SPI and NAT firewalls

[Apokalipse]

about 2 weeks ago, I got a wireless router, and a wireless card for the Laptop
I secured it all, using WPA PSK + AES encryption, MAC filtering, and turning on SPI (it automatically runs NAT)
when I looked in its log, I found that it has blocked a CRAPLOAD of hackers. I mean, probabbly a hundred at least just for today.
I was really surprised that there were so many hackers trying to get in.
because of the sheer large volume of hackers the router has blocked, I was very impressed. I very much recommend people who use the internet a lot to invest in a router with SPI and NAT. they work really well.

I did a lookup on basically what they do, and this is the gist of it:

SPI - this blocks everybody from the internet from getting to your network, unless you have initiated the connection

NAT - this hides your network from internet users.

 

[DJ-CHRIS]

I get a hit at least once a minute on my connection.

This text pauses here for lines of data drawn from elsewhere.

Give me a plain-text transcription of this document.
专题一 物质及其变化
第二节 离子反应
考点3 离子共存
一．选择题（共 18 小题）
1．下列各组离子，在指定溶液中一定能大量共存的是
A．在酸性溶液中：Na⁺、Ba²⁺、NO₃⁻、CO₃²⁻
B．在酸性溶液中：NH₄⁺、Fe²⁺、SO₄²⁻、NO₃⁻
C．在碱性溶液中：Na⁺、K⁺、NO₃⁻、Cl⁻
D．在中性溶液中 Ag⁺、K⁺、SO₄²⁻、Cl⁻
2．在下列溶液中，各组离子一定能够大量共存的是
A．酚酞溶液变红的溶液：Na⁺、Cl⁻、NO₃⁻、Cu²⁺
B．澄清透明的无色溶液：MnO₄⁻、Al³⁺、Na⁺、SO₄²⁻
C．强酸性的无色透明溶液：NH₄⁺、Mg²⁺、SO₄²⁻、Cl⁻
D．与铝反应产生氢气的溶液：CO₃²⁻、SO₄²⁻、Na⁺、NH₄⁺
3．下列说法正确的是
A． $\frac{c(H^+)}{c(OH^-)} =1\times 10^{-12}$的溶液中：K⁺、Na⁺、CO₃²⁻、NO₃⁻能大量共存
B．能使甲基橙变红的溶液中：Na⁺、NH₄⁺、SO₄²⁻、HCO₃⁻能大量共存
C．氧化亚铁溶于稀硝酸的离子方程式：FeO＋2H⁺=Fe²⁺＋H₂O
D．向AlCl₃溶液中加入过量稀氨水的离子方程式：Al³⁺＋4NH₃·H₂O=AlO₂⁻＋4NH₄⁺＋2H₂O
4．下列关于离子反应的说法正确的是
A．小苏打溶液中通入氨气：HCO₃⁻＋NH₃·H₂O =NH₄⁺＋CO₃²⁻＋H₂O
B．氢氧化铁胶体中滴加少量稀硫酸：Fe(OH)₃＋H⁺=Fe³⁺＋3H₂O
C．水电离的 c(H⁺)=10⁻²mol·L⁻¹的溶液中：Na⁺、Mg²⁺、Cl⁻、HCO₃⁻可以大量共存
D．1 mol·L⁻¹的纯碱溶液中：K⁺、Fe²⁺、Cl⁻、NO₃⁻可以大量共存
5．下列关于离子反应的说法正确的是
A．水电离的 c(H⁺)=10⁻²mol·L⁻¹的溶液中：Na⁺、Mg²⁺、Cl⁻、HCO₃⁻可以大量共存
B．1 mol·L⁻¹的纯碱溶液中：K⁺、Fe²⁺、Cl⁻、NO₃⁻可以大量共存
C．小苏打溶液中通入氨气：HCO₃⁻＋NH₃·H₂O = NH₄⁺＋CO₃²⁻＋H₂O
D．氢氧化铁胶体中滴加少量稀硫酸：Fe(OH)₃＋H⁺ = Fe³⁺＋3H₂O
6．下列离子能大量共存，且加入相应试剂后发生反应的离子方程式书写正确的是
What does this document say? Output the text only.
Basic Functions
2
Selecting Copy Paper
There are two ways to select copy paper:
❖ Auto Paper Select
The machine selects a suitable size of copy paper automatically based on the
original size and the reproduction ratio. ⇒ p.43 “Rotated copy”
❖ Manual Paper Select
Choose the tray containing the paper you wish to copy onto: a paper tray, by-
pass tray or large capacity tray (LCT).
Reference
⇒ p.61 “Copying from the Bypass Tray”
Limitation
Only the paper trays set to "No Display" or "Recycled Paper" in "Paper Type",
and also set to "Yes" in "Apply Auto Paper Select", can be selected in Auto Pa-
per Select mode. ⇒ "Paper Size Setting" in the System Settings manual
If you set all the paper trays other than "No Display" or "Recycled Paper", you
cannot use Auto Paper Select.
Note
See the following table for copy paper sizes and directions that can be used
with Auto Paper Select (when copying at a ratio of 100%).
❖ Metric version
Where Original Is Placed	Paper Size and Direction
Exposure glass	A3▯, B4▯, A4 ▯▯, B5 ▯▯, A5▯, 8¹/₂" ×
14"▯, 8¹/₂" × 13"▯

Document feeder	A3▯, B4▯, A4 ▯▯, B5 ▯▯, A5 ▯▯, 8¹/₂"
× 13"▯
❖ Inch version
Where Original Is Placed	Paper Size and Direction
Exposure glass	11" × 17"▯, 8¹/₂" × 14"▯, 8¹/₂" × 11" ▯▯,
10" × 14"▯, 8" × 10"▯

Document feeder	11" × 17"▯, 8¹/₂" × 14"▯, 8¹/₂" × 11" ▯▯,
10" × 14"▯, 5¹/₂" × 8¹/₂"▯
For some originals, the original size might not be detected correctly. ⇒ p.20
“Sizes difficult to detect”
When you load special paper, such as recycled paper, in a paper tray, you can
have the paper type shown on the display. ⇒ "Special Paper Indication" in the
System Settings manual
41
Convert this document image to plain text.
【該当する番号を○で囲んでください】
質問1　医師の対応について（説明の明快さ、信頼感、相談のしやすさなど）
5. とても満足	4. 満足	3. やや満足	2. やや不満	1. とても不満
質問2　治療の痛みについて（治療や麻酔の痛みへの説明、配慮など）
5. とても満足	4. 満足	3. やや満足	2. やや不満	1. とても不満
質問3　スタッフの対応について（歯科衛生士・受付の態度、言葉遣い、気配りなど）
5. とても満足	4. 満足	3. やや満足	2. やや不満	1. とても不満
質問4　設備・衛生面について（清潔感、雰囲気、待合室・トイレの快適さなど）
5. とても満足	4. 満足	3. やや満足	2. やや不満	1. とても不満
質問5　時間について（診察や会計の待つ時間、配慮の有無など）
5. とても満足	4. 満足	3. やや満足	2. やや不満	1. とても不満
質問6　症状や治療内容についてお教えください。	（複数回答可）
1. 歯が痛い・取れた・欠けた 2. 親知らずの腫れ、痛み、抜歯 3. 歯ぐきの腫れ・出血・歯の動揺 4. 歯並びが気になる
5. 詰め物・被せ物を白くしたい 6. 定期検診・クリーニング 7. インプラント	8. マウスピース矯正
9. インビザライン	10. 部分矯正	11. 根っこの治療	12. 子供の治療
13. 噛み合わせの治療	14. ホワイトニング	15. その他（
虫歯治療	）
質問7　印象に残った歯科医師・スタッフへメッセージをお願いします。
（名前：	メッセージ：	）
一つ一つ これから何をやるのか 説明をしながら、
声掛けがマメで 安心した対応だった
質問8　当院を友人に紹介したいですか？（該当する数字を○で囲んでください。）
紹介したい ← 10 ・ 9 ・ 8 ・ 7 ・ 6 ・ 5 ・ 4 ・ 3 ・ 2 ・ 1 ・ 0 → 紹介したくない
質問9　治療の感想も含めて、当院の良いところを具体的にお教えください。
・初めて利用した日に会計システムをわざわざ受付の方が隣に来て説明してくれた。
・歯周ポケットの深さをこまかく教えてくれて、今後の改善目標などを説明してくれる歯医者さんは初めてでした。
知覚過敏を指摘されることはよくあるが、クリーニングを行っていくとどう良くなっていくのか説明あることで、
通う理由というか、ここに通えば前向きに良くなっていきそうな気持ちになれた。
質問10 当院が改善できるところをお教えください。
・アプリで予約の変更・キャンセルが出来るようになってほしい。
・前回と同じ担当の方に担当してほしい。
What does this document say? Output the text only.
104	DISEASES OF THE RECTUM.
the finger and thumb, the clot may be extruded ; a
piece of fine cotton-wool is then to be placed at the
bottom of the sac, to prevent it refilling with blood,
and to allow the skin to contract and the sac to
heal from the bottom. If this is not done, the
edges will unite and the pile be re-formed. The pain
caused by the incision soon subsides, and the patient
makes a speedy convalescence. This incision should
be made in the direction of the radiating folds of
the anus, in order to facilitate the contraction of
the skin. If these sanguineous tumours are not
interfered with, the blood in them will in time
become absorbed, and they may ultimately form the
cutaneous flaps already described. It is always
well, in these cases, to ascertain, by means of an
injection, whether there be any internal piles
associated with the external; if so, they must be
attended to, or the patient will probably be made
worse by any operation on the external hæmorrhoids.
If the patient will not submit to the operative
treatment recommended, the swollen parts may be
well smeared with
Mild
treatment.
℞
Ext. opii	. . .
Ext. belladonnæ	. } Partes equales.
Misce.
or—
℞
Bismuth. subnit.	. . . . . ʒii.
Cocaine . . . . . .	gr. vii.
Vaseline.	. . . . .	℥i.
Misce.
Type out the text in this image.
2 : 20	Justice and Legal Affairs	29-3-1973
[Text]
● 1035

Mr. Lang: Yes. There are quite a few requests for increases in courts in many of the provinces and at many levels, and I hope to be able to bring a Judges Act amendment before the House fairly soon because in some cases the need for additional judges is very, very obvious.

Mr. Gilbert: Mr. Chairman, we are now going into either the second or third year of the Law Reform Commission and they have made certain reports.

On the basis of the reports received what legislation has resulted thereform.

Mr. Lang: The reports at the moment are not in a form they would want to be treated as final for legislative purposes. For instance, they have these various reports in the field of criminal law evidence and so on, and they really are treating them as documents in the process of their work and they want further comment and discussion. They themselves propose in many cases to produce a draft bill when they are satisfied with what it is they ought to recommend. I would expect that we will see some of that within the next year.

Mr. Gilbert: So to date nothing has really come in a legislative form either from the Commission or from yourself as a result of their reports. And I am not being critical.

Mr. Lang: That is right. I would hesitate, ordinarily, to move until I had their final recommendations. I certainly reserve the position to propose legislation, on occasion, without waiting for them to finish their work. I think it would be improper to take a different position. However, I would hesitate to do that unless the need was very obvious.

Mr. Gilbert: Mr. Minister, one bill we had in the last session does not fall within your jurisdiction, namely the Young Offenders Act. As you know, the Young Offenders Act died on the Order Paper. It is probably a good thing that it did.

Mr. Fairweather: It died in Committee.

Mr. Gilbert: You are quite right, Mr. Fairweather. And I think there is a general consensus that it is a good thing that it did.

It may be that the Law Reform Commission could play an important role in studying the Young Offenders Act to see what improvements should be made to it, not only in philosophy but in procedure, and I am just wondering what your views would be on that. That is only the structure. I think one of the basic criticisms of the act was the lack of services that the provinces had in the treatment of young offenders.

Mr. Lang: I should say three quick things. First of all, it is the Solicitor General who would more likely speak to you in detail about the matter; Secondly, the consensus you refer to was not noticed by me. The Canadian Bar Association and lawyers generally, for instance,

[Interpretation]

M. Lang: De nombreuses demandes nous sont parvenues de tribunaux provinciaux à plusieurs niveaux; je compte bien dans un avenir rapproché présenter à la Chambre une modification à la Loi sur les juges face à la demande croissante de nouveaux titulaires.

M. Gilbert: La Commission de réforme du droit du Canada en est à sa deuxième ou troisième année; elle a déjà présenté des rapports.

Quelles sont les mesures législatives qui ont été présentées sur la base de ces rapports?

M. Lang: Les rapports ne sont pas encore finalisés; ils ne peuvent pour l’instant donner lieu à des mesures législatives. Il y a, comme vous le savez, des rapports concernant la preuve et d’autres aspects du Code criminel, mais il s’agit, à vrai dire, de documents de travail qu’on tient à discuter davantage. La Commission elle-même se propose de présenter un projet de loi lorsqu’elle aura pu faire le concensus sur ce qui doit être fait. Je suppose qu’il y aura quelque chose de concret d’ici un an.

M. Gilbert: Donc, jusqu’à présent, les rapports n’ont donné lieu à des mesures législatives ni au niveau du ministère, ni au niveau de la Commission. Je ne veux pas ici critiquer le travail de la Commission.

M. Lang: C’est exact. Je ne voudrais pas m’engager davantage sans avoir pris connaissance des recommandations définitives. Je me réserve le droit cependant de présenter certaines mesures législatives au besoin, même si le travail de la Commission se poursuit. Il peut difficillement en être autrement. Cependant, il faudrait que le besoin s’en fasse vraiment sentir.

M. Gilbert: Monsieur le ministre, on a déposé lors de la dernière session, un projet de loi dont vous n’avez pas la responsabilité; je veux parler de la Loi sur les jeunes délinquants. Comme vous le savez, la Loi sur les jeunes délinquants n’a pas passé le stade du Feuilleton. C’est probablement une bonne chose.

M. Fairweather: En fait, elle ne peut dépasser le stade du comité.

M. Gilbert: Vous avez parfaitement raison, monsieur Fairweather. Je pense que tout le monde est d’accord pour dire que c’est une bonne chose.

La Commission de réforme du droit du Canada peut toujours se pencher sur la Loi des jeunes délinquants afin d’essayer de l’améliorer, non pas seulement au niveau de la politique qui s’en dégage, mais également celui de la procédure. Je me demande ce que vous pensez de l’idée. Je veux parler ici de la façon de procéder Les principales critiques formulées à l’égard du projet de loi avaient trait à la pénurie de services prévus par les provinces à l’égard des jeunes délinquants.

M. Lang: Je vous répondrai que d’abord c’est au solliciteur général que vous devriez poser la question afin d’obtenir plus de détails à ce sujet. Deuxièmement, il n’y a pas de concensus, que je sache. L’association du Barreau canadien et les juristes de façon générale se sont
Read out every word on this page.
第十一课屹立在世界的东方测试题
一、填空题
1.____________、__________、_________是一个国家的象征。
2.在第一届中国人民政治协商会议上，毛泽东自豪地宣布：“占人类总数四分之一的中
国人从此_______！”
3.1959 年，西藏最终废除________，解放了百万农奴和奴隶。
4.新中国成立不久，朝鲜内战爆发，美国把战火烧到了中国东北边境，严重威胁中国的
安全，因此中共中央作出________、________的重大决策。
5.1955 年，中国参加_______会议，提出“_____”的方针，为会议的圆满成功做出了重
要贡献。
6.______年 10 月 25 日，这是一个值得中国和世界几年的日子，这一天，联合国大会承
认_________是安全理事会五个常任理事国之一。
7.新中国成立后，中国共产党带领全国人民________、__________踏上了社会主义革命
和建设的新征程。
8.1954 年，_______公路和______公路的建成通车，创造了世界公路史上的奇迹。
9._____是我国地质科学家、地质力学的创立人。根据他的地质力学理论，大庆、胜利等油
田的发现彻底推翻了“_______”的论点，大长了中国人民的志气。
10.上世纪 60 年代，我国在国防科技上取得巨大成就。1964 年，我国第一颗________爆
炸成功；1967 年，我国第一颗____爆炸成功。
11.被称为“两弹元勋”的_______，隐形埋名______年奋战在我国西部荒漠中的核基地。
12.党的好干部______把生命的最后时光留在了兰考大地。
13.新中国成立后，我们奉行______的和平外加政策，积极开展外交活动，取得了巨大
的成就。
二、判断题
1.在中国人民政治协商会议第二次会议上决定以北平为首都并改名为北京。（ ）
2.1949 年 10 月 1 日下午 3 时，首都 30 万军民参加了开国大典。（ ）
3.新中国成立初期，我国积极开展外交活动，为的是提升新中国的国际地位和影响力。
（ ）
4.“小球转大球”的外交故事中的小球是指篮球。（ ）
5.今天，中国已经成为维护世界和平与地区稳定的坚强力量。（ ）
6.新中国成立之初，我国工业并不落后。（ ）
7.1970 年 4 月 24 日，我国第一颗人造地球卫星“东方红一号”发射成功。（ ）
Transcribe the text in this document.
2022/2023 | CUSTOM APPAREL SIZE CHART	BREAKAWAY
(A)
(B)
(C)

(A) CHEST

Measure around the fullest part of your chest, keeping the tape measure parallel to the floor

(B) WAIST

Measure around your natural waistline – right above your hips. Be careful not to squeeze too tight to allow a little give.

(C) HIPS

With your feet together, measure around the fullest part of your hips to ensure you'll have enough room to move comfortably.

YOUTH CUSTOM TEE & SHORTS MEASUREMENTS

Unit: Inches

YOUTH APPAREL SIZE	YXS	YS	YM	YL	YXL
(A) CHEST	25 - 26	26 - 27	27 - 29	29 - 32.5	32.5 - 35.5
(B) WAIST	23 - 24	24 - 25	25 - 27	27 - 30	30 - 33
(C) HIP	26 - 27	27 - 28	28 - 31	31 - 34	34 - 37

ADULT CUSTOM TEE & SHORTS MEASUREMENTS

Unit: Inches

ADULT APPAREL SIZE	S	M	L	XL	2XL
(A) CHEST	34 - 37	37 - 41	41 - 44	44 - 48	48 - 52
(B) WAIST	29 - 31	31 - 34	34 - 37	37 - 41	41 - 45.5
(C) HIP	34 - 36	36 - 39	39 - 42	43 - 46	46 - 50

A properly configured firewall is even better, using a cisco router myself after learning what the hell I am doing, I can just feel the POWER.

 

[m3trj]

Yeah SPI, or Stateful Packet Inspection, is all you need on a home network. It stops pretty much everything. People mostly run port scans. That will be what you're seeing. You don't need a Cisco firewall because it usually won't stop any more than a home router firewall. It just has more throughput and is more configurable.

Having said that having a Cisco firewall would be cool. Chris where did you get it from? They're pretty expensive things.

 

[DJ-CHRIS]

I got it from a cannot tell location, since I am not paying the full price, nor am I really paying for the software.

This one is only 500ish USD dollars however.

 

[toxicity_27]

Yes, ONLY 500 USD. Pshhhhhh I got that in my pocket right now.

 

[Chankama]

Yeah. But typical h/w firewalls don't really protect you from trojans.. Since the connection could be "started" from inside your system.

It's still essential though..

 

[DJ-CHRIS]

Yeah. But typical h/w firewalls don't really protect you from trojans.. Since the connection could be "started" from inside your system.

It's still essential though..

You can strictly deny access to all trojan ports so they cant do anything.

I have to learn how to do that.

 

[Chankama]

A good trojan won't restrict themselves to certain ports . So unless you know what to look for, you can't tell what to block. Of course, you could "find" out the characteristics of the trojan by various methods. But, I doubt if it is possible just by external means with a h/w router.

I mean. I could write a trojan that pretends to be a legitimate program - in the eyes of external entity (h/w router) to the computer is concerned, as they don't provide you application level security.

 

[Apokalipse]

my router has application level security aswell
I have the D-Link DI-524

 

[Chankama]

I doubt it man.

From their website:

Some firewall features include functions that allow or disallow certain ports to be open for certain applications.

This might be somewhat misleading. For example, ZoneAlarm I believe takes a keyed hash of the trusted executable and stores it in its database. When an .exe tries to access the internet, it compares to see if the keyed hash is in its db or not.

With a external entity, such a mechanism cannot be done as far as I know. You'd need some software running on the system that does something like what ZA does.